Sure, Carnage throws baby Ben Parker out a window in the aforementioned story arc, but he’d presumably already infected the infant with the symbiote by this point, making it all just a sick exercise in emotional manipulation. Plus, by 2007 we’d grown accustomed to this sort of behavior from Carnage; 1992 was a very different time. After making his proper debut in Amazing Spider-Man #361, he quickly showed Spider-Man and readers alike that they were dealing with a very different breed of villain. How? By grabbing a baby from a disgruntled mother and then, after a little pitch black humor, chucking the baby out the window.
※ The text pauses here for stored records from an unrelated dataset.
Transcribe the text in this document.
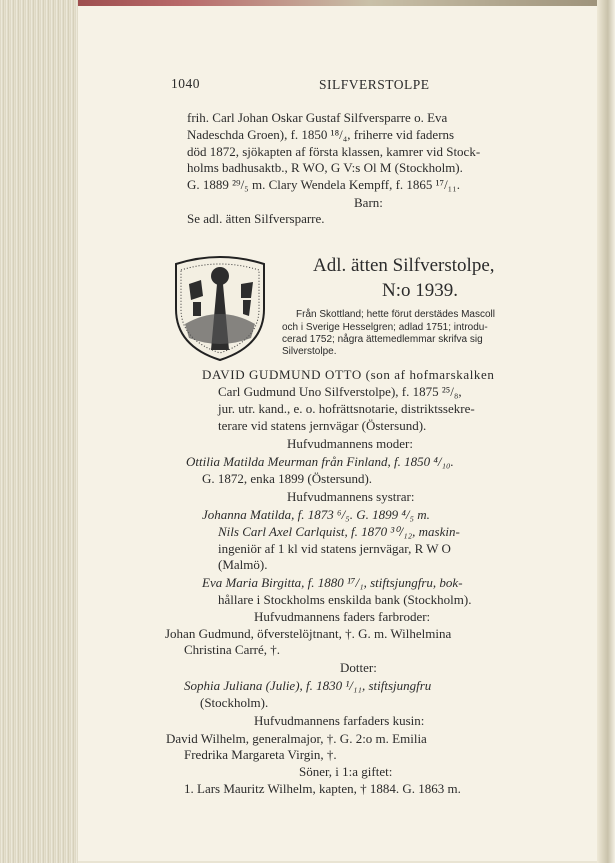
1040	SILFVERSTOLPE
frih. Carl Johan Oskar Gustaf Silfversparre o. Eva
Nadeschda Groen), f. 1850 ¹⁸/₄, friherre vid faderns
död 1872, sjökapten af första klassen, kamrer vid Stock-
holms badhusaktb., R WO, G V:s Ol M (Stockholm).
G. 1889 ²⁹/₅ m. Clary Wendela Kempff, f. 1865 ¹⁷/₁₁.
Barn:
Se adl. ätten Silfversparre.
Adl. ätten Silfverstolpe,
N:o 1939.
Från Skottland; hette förut derstädes Mascoll
och i Sverige Hesselgren; adlad 1751; introdu-
cerad 1752; några ättemedlemmar skrifva sig
Silverstolpe.
DAVID GUDMUND OTTO (son af hofmarskalken
Carl Gudmund Uno Silfverstolpe), f. 1875 ²⁵/₈,
jur. utr. kand., e. o. hofrättsnotarie, distriktssekre-
terare vid statens jernvägar (Östersund).
Hufvudmannens moder:
Ottilia Matilda Meurman från Finland, f. 1850 ⁴/₁₀.
G. 1872, enka 1899 (Östersund).
Hufvudmannens systrar:
Johanna Matilda, f. 1873 ⁶/₅. G. 1899 ⁴/₅ m.
Nils Carl Axel Carlquist, f. 1870 ³⁰/₁₂, maskin-
ingeniör af 1 kl vid statens jernvägar, R W O
(Malmö).
Eva Maria Birgitta, f. 1880 ¹⁷/₁, stiftsjungfru, bok-
hållare i Stockholms enskilda bank (Stockholm).
Hufvudmannens faders farbroder:
Johan Gudmund, öfverstelöjtnant, †. G. m. Wilhelmina
Christina Carré, †.
Dotter:
Sophia Juliana (Julie), f. 1830 ¹/₁₁, stiftsjungfru
(Stockholm).
Hufvudmannens farfaders kusin:
David Wilhelm, generalmajor, †. G. 2:o m. Emilia
Fredrika Margareta Virgin, †.
Söner, i 1:a giftet:
1. Lars Mauritz Wilhelm, kapten, † 1884. G. 1863 m.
Readers had never seen anything like it in the pages of “The Amazing Spider-Man” before.

#2: Killing a Restaurant Full of People


Alright, we can’t say for sure that every single person in the establishment died from their injuries, but judging by Carnage’s track record, it’s pretty safe to say that for most patrons of this dinner, whatever meal they ordered was their last. Of course, in a Deadpool vs. Carnage miniseries, the body count was always bound to be staggering. The mayhem begins with Carnage brutally killing a big-talking cop. He then proceeds to dismember and disembowel a trio of tough guys. Then, as the bystanders attempt to flee, he seals the door, posing the sinister question: “who’s next?”

#1: Turned NYC Into Hotbed of Rage


Carnage has killed so many people, it becomes a somewhat pointless task to rank his misdeeds based on the body count. He’s killed men, women, and children with abandon, but he’s rarely ever achieved the sort of insidious reach he did in 1993’s Maximum Carnage. After fellow Ravencroft inmate Shriek falls in love with him, Carnage uses her unique psychic abilities to magnify the anger of civilians all across New York City, fostering the sort of mindless rage in them that results in citizens randomly attacking one another and riot. It may not have been as direct as some of our other entries, but rarely has Carnage been responsible for so much violence and chaos.